La compagnie théâtrale la Tête Noire, sous la direction de Patrice Douchet, organisait la « Nuit Duras » ce samedi 13 avril sur le site Dupanloup à Orléans. Près de 70 personnes ont rallié l’atmosphère durassienne pour une nuit de charme, de plaisir et de rencontre partagée.
Par Anne-Cécile Chapuis
Marguerite Duras (1914-1996) est bien plus qu’une écrivaine ou cinéaste. C’est un univers, un concept, un monstre sacré, une aura faite de mots, de sentiments, d’impressions fugitives ou fugaces qui laissent empreinte à jamais. Bien après sa disparition en 1996, elle continue d’animer les passions les plus diverses, entre détracteurs et inconditionnels. Ces derniers ont répondu présent à l’invitation du théâtre de la Tête Noire pour un événement à la hauteur de l’artiste.
Un parcours guidé et animé
L’organisation est sans faille et les lieux se prêtent à merveille à l’événement. Un accueil collectif donne à Patrice Douchet l’occasion d’une ouverture-évocation à la fois personnelle et référencée de l’héroïne du soir. Comment l’appeler ? Comment définir celle dont l’écriture « m’a transpercé comme une flèche » à travers cette « cathédrale de mots » qui entoure une écrivaine qu’on ne sait qualifier tant ses œuvres sont du côté du ressenti et de l’intime ?

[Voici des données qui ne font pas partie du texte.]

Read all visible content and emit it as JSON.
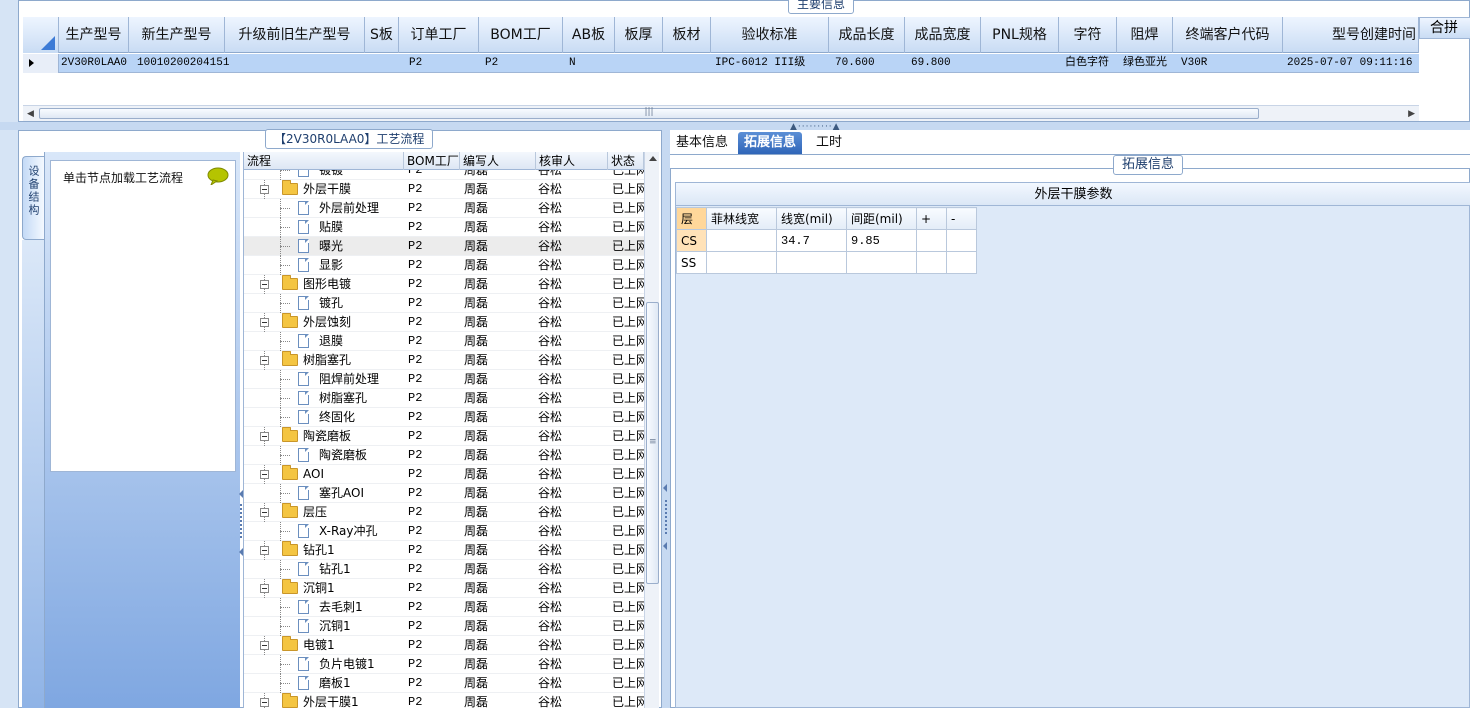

Le mieux est de lui laisser la parole. Et par petits groupes d’une douzaine de personnes, nous voilà partis à déambuler dans les espaces les plus secrets de l’ancienne bibliothèque Dupanloup, un lieu chargé d’histoire.
Notre groupe a en premier lieu rendez-vous avec Marguerite Duras en personne, dans un entretien interprété par Chloé Hervieux. Saisissant ! Le personnage est là, avec sa voix, sa posture, ses silences. Le ton est donné.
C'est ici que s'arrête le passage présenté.